You have to put your interests on the table. Say what it is that you're getting out of the project. And it can't be about your being great and wonderful -- that's not a sufficient reason for you to commit the amount of time and energy that it takes to make a project work. Doing a project is not about being a nice person.

We're very clear with people about what we're doing: We will help you, but we're doing it because we're on a mission. We hope that you'll succeed, and that America will notice. People will realize that if you can do it, so can people in Chicago or Detroit or Flint, Michigan. We get folks to see that they're involved in groundbreaking, exciting work. We want them to see themselves as partners with us and with each other. Then it's not about what we'll do to or for them. It's about what we can achieve together.

Listen -- don't debate. It's almost impossible to change someone's mind through confrontation.
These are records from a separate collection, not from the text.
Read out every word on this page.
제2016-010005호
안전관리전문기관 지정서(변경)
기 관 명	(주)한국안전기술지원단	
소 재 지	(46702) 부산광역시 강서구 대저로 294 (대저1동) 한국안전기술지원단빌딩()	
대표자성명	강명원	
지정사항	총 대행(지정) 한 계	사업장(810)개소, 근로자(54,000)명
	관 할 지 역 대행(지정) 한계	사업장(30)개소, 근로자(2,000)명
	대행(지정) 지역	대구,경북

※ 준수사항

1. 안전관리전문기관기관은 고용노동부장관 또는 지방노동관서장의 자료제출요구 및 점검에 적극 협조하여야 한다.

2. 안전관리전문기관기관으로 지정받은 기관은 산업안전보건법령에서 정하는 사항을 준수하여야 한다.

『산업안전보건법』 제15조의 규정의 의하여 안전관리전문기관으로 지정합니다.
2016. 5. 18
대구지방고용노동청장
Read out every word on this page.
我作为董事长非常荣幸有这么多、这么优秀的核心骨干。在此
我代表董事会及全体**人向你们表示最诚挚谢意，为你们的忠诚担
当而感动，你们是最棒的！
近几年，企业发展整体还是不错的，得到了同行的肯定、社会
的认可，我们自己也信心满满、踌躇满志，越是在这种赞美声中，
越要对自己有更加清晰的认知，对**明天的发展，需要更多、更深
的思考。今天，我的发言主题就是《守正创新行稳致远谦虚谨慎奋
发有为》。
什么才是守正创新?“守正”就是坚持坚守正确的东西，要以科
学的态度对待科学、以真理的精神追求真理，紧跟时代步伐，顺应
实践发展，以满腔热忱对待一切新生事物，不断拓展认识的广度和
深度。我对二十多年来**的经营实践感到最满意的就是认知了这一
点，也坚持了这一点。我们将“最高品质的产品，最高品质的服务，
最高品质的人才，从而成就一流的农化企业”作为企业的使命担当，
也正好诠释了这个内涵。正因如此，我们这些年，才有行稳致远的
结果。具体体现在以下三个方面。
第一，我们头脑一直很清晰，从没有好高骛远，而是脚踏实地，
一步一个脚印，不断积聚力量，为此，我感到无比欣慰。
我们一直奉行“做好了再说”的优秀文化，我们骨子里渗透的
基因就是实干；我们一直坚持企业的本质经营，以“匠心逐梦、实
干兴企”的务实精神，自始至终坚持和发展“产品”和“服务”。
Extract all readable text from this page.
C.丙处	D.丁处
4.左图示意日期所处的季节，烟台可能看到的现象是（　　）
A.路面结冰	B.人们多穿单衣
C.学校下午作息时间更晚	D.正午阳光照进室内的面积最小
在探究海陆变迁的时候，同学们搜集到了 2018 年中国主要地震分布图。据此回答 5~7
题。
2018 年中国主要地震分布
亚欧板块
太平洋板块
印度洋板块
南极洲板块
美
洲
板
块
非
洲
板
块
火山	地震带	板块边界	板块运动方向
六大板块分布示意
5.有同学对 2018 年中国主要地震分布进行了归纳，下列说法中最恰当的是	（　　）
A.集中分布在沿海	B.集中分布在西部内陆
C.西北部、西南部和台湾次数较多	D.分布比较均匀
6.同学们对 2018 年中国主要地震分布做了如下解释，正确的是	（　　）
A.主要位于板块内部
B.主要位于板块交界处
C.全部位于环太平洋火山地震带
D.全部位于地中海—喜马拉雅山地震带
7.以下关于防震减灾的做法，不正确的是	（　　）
It makes far more sense to listen to your opponents and to let them develop their arguments fully. That's hard. Typically we listen to the first half of an opposing idea, and then we rebut it. The result: Our opponents feel antagonized. They turn us off, and we never get to address the other half of their thinking.

I try to keep asking questions. Learning is the only way that you'll discover what might move your opponents away from their position and toward yours. By asking questions, you create an opening to explain how your project is different from what they think it is, or why you're approaching your project in a particular way.